Hopefully you've figured this out, but if you haven't I found this tutorial very helpful! It doesn't use the MacBook speakers at all, and fixes the problem entirely. Hope this helps!
Macbook OBS Audio Fix


----------



## Trubador (May 28, 2022)

I wanted to post this because I was having the same problems. I wasn't getting any audio at all after creating the multi-output device using Blackhole and my main speakers. I have an audio mixer connected to my computer and was also selecting the Mac speakers in the multi output device but still not getting any audio at all. But I realized the order in which you select the devices matters.
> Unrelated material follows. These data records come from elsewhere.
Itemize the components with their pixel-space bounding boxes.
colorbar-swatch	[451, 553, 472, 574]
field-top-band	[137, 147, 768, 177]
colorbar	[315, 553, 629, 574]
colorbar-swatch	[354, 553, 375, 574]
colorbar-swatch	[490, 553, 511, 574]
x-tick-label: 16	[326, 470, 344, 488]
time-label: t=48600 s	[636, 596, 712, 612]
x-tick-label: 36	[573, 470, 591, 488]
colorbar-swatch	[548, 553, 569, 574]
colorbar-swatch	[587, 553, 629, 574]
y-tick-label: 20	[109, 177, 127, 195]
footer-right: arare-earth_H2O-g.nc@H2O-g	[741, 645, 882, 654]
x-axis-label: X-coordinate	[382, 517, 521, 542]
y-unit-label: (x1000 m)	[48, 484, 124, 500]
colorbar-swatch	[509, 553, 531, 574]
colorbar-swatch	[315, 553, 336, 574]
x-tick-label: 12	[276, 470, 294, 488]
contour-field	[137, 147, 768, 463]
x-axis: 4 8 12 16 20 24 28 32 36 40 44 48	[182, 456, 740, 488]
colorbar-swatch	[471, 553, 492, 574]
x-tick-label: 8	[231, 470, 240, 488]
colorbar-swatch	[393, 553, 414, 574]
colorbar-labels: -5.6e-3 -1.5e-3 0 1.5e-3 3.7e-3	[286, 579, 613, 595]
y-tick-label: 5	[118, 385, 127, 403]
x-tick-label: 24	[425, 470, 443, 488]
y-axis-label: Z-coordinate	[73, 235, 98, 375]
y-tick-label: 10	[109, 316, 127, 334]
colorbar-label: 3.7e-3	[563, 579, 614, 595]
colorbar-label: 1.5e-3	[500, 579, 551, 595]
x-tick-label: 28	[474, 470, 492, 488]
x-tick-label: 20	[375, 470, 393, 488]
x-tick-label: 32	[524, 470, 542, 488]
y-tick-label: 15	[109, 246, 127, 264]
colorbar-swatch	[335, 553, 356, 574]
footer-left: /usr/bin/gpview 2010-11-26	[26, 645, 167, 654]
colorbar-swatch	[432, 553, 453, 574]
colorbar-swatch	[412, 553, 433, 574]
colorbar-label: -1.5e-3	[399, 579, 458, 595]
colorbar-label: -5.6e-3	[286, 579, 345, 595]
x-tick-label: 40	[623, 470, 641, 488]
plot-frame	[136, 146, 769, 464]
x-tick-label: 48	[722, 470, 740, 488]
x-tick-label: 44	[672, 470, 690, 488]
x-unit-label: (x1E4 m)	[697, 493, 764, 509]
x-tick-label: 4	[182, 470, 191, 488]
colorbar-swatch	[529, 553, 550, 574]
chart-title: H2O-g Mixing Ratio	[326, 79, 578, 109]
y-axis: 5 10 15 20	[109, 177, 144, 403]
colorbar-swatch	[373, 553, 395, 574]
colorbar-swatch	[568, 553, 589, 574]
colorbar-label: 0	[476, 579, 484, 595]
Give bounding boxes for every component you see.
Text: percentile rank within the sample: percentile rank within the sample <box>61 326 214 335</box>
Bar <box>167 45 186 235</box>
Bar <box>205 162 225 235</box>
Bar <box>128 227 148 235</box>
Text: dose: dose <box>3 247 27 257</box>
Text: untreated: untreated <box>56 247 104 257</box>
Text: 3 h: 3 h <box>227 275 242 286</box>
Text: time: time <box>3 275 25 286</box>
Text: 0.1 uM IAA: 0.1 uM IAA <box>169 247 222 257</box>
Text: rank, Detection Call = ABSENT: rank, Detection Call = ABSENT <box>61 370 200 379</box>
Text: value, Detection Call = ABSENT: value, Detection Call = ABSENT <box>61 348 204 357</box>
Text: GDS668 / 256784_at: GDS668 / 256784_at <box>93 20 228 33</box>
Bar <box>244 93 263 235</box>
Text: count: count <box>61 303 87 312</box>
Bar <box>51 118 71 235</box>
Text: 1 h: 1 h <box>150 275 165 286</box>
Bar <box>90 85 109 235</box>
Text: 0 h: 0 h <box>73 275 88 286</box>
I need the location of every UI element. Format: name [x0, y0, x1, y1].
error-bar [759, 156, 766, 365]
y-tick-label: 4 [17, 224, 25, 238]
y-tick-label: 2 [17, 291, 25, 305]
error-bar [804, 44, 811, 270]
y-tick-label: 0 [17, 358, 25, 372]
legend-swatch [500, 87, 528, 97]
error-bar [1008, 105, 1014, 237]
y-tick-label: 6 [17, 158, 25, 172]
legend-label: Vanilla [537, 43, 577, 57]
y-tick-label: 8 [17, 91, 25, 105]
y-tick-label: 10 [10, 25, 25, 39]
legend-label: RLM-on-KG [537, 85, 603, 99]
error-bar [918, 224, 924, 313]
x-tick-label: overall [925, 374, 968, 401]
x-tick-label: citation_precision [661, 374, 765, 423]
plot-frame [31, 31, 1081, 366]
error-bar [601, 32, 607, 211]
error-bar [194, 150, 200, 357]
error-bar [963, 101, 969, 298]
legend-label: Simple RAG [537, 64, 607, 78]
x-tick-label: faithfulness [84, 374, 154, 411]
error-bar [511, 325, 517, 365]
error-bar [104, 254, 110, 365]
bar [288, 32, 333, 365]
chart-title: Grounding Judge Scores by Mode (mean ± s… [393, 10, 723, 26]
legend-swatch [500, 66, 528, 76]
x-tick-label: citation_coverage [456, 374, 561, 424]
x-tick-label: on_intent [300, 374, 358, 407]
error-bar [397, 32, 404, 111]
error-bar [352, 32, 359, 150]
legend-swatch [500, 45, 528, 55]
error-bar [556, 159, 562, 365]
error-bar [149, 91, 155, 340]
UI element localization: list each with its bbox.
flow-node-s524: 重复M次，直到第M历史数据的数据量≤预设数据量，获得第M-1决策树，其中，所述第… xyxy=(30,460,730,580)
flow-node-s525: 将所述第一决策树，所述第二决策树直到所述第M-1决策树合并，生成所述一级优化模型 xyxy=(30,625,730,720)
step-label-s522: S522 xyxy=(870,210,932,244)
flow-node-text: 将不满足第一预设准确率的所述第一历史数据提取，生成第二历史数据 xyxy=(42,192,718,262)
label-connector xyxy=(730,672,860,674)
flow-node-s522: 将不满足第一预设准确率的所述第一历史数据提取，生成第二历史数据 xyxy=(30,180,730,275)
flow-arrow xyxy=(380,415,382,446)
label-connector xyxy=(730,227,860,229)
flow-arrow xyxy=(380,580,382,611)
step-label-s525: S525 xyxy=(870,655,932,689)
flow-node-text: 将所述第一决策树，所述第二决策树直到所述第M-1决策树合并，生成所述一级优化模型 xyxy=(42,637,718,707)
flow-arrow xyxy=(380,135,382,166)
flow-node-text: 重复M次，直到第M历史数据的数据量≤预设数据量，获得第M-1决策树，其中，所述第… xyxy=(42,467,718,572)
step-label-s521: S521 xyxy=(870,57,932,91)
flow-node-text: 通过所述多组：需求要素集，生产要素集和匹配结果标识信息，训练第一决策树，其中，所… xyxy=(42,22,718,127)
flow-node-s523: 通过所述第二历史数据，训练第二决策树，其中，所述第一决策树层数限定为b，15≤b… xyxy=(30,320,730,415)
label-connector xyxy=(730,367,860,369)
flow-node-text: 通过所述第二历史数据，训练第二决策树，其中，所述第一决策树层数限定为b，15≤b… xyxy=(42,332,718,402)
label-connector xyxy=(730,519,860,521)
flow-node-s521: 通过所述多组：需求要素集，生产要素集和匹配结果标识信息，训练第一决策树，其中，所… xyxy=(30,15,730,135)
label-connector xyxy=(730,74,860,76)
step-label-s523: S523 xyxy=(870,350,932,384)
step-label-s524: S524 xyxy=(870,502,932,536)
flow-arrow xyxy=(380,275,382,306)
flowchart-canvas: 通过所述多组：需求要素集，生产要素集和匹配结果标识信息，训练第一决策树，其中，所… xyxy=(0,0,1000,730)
I unchecked all of the devices and then selected the Mac speakers first so they went up to the top of the list and audio started coming through them. Then I just checked the Blackhole box and the box for my audio mixer and they all came alive. I used system preferences > Sound to turn the Mac speakers down all the way so that the sound is coming from only my Audio mixer and Studio monitors and Blackhole is sending it to OBS. I was looking at AethersHill's response / checklist and realized I didn't really put too much stock into making the Mac Speakers the Master Device as its never mattered before and I've always used my studio monitors and mixer for listening so they were never selected anyways. But now all 3 of them are selected. So if you're still having the problem where you're getting no audio and everything seems to be set up properly, maker sure you go into Audio-Midi and redo the checklist starting with your Mac / built-in speakers. That'll make them the master source and bring them to the top of the list which form some reason is a crucial element to this working. And if you also use an interface and studio monitors for listening, you can just turn the built-in speakers down using system preferences so that you're not hearing two sets of speakers. It's weird to me that the built in speakers have to be the master even when you have a whole separate audio interface set-up in there. But whatever. Im just glad I finally got this to work on this machine.


----------



## sgvn (Aug 4, 2022)

I am writing that in case it may help someone who is still struggling even after using AethersHill's solution. 
I was also getting crazy with this issue, tried Soundflower, blackhole and every tutorial or forum tip I could find and it never worked. It finally worked when I decided to stop trying to use the solution of the multi-output device. What I simply did is open OBS, go to Settings, Audio, select Default for Desktop Audio, select the device I need for Mic/Auxiliary Audio, apply settings, and close. Then go to the Audio Mixer, click on the gray wheel in Desktop Audio, click on Advanced Audio Properties, and for the Mic/Aux, select Monitor Only in the Audio Monitoring tab. Everything worked after that. Why I don't need the mutli-output device? I don't know. I am on MacOS Big Sur 11.5.2.


----------